The Path
From the door to the elevator, there's a long stretch of nothingness that envelops my life. A walk from here to there; from there to here. I live between it, I suppose. It is my path. Here to there and back again.
I sit in front of the television in a blue dress waiting for the Chinese man to deliver my not-so needed chicken and broccoli. My stomach bulges beneath it. I've never worn it before now and remember how it fell open in places when I tried it on. How I looked elegant, but child-like. Perhaps I prefer my new curves. It doesn't matter to me, and it surely doesn't matter to him.
I spoon my cat who took over our whole measly Ikea futon before I decided to lay down. I stroke her soft fur. She meows at first, startled from her nap, and then falls into a coo of purrs. It's nice to have a warm body to lay next to. I wish it was my husband.

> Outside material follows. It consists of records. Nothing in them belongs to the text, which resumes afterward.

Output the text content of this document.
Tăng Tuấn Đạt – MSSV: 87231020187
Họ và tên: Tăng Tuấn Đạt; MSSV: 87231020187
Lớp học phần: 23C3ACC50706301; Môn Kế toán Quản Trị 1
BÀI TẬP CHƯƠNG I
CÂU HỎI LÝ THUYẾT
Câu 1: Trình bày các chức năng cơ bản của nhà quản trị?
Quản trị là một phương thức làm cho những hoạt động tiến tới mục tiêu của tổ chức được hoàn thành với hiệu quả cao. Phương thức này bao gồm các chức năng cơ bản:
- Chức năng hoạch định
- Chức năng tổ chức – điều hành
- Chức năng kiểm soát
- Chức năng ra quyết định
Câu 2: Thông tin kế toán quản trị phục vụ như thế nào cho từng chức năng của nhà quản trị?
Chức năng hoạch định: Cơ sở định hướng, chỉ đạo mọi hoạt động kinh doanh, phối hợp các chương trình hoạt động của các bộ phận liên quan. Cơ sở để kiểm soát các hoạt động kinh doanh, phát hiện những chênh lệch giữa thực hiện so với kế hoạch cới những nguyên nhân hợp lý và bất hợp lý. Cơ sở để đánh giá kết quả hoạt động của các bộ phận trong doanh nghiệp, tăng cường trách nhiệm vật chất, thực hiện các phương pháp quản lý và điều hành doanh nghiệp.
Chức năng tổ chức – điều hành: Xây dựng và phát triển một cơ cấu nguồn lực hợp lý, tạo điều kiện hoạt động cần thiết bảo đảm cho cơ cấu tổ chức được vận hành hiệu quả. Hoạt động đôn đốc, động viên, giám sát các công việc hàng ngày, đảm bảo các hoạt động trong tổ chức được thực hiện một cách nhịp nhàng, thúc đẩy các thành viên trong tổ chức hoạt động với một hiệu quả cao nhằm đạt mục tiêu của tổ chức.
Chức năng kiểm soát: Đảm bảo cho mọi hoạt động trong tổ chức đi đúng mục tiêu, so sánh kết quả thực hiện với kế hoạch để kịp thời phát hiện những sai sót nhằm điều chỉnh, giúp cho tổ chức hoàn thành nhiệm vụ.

He sits at our computer. Keeping in touch with friends through it. I tell him we need to bond and he ignores me. I know he misses home, that our three week vacation to San Diego was just a slap in the face. I miss it too, even after the extended visit. Although this is my "home," the place where I was born, I'd rather have SD any day.
The path beckons me as I emerge from my permanent spot on the couch. The Chinese man has arrived and I must meet him outside the front door of our apartment complex. I go to the elevator. I wait with sweaty palms hoping I don't have to face anyone on the three-floor decent. I take a deep breath--and I'm safe.
I sign my credit card slip. The path is a few feet away. I can make it. I avoid all social attempts by others. My eyes reach the floor and stay there. I know the few inches in front of my toes very well, but the rest is only a blur. Out of focus.
Hot food in my sweaty palms, I arrive at 42D. I open it to my husband on the couch. He's migrated, and has a video game on. I protest. What happened to a good family nighttime television show during dinner? That is how we have been spending our time lately.
"Well, you said you wanted to bond."
"But not like this! I meant a . . . board game or card game. Something quiet where we can look at each other."
"This is fun! Come on. What do you want to play?"
"Magic the Gathering."
"No. Which video game?"
It's a losing battle. We never do what I want to do, so I give in. Then I give up. And I sit at the computer and write this. Why has an otherwise interesting life become so dull?